Auf den angekündigten politischen Reformkurs folgten Veränderungen von bemerkenswertem Umfang und Tempo. Die neue Regierung setzte Sportunterricht für Frauen landesweit verbindlich durch, erlaubte Frauen Zugang zu Sportstadien, Kinos, zum Militärdienst und der Polizei. Erst im März 2018 sprach sich der Kronprinz dafür aus, dass saudische Frauen nicht den landestypischen schwarzen Umhang (Arabisch ʿabaya) tragen müssten, sondern „der“ Islam lediglich anständige und respektable Kleidung verlange. Es sei jeder Frau selbst überlassen zu entscheiden, was dies bedeute. Die Ankündigung, dass im Land herrschende Frauenfahrverbot ab Juni 2018 aufzuheben, ist der symbolische Höhepunkt des staatlichen Reformkurses. Seit dem ersten Auto Korso von Frauen 1990 in Riad hatten saudische Frauen in Protest ihrer Immobilität immer wieder das Steuer ergriffen. Bilder von saudischen Aktivistinnen hinter dem Steuer gingen in den sozialen Medien viral . Die Kritik des hohen religiösen Gelehrten, Salah al-Luhaidan (2013), Autofahren sei eine Gefahr für die Eierstöcke von Frauen, wurde zum Gespött der saudischen Nation.   

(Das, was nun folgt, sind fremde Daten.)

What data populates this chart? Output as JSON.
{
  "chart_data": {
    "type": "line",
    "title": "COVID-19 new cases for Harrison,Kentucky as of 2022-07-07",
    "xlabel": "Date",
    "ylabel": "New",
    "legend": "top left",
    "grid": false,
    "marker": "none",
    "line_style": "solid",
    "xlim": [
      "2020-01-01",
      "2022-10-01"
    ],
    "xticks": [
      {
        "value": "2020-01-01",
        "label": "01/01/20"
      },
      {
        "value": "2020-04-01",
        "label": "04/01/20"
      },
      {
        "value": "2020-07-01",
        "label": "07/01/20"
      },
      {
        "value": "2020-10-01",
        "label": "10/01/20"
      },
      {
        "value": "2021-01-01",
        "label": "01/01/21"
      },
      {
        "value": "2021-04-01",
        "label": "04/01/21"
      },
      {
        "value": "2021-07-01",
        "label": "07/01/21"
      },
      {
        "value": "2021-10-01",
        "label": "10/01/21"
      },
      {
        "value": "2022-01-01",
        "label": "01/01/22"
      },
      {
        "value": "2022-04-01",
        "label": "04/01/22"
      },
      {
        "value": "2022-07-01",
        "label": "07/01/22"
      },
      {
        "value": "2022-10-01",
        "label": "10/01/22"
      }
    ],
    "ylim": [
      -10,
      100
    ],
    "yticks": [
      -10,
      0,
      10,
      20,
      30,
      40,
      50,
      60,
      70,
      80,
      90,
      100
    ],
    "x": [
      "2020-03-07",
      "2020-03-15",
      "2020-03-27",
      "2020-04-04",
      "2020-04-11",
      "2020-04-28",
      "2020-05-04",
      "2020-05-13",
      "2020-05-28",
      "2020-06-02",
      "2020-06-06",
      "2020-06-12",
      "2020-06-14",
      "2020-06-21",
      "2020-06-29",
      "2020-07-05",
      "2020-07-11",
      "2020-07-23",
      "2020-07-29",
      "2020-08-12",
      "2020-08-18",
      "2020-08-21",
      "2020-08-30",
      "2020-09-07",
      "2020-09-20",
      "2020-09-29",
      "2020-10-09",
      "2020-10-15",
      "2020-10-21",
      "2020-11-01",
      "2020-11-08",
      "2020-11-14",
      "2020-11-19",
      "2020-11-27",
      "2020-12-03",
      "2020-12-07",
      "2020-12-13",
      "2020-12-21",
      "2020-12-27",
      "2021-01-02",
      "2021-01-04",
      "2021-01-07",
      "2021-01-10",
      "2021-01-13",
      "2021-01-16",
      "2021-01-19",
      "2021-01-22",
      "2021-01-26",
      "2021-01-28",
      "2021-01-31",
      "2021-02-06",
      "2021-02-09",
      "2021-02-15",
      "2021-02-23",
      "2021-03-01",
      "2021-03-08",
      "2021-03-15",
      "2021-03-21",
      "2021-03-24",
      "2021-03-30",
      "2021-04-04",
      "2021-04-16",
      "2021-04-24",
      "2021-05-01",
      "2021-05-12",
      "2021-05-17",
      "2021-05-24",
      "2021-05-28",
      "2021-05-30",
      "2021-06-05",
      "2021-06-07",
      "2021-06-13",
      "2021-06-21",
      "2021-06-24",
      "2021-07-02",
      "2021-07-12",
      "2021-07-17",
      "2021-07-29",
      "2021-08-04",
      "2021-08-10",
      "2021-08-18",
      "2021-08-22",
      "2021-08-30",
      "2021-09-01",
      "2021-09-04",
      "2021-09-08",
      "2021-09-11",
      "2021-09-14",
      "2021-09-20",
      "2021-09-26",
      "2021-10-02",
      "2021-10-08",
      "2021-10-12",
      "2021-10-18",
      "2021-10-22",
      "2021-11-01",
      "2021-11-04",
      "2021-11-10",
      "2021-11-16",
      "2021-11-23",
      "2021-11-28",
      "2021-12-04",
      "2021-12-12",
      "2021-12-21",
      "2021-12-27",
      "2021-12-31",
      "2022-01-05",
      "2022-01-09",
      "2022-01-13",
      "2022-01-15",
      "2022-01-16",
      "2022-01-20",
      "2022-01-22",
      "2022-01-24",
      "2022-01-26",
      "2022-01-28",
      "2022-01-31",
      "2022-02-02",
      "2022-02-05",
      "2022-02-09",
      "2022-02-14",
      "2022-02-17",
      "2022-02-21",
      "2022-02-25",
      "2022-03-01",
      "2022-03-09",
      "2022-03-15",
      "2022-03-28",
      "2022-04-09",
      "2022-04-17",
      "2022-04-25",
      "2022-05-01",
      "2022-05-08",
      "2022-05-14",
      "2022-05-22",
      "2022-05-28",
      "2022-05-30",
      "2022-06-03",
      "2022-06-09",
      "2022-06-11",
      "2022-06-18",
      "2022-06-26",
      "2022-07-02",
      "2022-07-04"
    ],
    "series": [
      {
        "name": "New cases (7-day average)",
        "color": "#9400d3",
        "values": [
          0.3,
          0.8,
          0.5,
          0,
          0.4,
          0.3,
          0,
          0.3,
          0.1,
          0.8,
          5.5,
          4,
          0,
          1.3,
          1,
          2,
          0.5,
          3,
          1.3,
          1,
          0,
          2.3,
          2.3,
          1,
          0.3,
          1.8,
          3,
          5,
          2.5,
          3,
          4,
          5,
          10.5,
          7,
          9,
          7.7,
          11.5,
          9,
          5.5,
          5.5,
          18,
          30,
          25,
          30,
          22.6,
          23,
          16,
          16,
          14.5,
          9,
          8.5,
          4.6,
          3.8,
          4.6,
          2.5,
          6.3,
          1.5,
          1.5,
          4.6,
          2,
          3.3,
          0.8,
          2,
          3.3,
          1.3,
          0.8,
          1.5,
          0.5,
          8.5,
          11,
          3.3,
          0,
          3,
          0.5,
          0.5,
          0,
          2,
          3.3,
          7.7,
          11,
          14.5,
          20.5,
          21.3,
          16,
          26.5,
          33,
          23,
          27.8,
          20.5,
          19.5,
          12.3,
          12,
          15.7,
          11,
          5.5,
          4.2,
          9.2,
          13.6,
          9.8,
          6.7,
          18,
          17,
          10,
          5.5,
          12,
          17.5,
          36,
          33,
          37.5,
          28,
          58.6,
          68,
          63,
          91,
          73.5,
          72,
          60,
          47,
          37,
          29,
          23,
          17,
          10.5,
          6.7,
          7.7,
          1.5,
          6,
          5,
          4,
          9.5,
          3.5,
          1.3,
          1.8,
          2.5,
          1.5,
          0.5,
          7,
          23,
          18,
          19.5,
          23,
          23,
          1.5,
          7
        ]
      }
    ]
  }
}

Die schrittweise Entmachtung der religiösen Gelehrten unter König Salman deutet darauf hin, dass das Zweckbündnis zwischen Religion und Staat im 21. Jahrhundert eine der Wirtschaft untergeordnete Rolle spielt. Für viele Frauen in Saudi-Arabien dürfte diese Entwicklung in Zukunft einen großen Gewinn an Freiheit und Autonomie bedeuten. Aufbruch und Euphorie sollten jedoch nicht über die politisch repressive Haltung des Herrscherhauses hinwegtäuschen. Den Kritikern dieses Reformkurses droht Gefängnisstrafe.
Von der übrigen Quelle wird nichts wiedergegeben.